Als der Turm aber noch an seinem Toteisloch stand, da begab es sich, dass ein großer, schlanker Mann in einem kurzen, roten Rock und in langen silbernen Stiefeln gemeinsam mit seiner Fotografin Bilder schossen. Spiegelreflex vom Feinsten. Er drapierte sich malerisch um das hohe Gebäude herum in wechselnden Posen. Mann war hier eigentlich ungestört. Normalerweise.
Doch heute sollte alles anders sein.

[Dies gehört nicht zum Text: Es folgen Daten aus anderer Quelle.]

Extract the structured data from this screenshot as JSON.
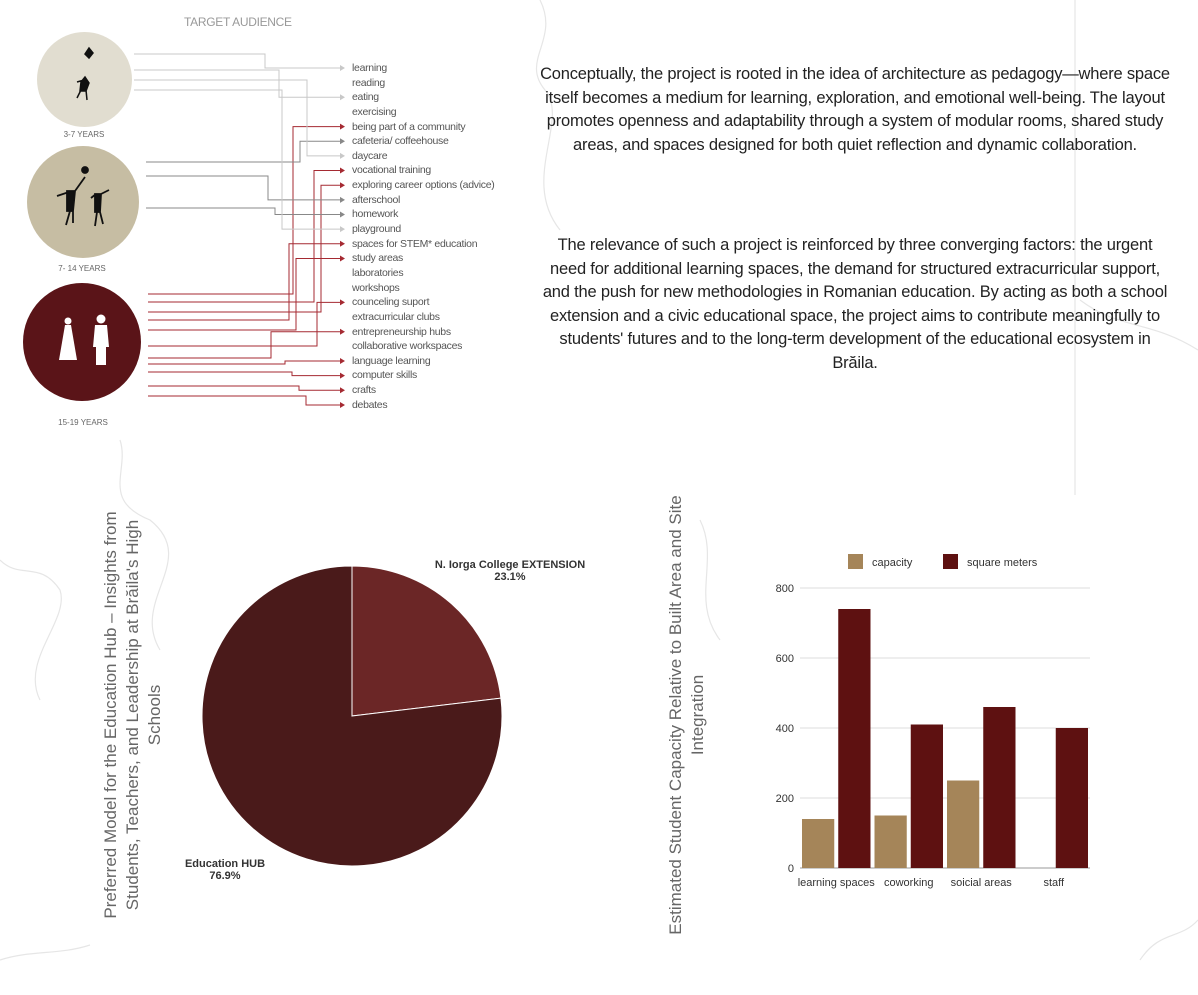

Ein raues Gebell zerriss die sanfte Atmosphäre am Grunewald und eine riesige schwarze Töle stürmte den angedeuteten Weg entlang. Der Hund nahm Besitz vom Turm und jagte den Mann im Rock, der Angst vor schwarzen Hunden hatte, rundherum und wieder zurück. Sein hinzu kommendes Frauchen sah sich das Geschehen ungerührt an. Sie wagte nicht einmal einen zaghaften Versuch, das Tier zurück zu pfeifen.

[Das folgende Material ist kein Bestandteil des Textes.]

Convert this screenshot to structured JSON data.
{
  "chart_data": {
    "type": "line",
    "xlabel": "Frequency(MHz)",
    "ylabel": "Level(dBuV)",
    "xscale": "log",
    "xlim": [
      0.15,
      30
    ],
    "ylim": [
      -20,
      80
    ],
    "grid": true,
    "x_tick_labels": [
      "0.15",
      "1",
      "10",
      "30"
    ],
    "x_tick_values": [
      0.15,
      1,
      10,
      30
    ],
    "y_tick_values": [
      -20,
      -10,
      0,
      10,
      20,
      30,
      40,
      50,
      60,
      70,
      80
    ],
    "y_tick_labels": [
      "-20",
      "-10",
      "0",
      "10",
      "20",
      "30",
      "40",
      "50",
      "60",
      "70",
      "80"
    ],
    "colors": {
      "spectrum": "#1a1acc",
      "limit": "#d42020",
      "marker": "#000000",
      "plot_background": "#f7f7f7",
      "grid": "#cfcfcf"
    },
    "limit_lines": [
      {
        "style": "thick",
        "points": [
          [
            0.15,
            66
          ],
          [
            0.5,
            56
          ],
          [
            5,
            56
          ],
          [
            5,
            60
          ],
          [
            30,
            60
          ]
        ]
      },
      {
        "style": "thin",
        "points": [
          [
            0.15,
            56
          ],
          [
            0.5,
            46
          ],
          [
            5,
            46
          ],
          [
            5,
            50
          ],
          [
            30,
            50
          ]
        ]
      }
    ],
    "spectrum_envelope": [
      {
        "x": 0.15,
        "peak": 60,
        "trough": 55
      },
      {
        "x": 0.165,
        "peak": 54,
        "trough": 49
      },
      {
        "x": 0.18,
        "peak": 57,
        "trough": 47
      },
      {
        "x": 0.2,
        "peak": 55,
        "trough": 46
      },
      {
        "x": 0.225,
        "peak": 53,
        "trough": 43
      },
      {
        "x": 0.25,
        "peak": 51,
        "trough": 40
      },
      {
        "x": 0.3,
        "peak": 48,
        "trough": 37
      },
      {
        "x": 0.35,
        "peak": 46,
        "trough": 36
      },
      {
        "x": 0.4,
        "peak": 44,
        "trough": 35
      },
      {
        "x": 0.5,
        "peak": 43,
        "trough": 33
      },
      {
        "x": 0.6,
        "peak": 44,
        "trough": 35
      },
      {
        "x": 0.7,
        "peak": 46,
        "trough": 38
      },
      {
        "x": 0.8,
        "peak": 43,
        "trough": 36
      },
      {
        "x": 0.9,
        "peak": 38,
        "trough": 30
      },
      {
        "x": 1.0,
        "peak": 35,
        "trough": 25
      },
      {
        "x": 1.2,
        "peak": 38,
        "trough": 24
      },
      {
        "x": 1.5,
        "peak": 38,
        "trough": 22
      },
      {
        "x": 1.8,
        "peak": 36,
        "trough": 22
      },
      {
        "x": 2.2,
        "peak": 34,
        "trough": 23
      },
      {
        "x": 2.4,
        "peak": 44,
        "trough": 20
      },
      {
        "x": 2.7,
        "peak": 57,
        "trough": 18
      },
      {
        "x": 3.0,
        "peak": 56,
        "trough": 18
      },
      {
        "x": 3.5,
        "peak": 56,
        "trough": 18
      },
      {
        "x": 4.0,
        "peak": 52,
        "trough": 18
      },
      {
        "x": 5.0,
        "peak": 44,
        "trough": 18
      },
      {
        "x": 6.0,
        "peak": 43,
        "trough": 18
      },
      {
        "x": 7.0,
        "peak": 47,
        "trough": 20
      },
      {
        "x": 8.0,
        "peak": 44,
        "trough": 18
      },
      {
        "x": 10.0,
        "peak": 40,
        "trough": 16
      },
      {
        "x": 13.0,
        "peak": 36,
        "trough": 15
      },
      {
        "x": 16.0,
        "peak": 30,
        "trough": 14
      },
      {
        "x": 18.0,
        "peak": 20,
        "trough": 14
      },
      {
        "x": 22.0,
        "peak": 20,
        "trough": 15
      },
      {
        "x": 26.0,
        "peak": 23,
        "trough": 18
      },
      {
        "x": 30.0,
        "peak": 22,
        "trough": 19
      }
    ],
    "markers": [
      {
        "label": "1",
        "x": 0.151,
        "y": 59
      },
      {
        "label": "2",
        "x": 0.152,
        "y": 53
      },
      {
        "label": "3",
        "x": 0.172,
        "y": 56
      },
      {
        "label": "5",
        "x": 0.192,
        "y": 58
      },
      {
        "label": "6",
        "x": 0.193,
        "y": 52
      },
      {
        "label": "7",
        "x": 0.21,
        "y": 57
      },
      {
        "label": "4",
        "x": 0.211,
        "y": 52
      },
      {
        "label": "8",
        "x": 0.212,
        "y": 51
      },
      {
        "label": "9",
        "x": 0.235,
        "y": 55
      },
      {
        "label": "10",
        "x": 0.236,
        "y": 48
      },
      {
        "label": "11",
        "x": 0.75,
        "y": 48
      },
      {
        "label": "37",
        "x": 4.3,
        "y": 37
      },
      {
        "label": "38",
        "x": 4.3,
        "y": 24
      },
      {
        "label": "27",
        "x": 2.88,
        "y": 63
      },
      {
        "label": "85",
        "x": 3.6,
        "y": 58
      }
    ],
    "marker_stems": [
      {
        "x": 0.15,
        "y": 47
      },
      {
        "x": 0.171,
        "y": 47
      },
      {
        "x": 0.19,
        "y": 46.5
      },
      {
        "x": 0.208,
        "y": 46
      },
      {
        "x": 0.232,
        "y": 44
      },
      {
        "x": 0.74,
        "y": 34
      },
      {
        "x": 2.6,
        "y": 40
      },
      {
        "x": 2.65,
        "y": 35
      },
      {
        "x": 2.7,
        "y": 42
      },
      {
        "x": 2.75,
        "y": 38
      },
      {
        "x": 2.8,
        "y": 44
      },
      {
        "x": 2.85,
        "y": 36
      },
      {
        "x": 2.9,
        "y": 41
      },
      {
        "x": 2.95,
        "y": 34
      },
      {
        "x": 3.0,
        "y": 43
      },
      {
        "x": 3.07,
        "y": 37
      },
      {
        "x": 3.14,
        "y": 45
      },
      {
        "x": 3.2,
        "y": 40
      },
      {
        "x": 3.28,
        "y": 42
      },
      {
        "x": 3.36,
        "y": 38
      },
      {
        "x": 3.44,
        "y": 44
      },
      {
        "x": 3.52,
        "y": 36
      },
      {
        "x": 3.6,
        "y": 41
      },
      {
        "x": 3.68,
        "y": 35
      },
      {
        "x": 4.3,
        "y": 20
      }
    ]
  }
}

Der Mann aber versuchte, sich schnell hinter dem Betonriesen zu verstecken und wünschte sich, in einem tiefen, dunklen Erdloch zu versinken. Dann verschwand der Spuk genau so schnell wie er gekommen war - im Nichts.
Der Professor aber musste einen Zuschlag von 100 DM drauflegen. Schmerzensgeld, wie man ihm mitteilte.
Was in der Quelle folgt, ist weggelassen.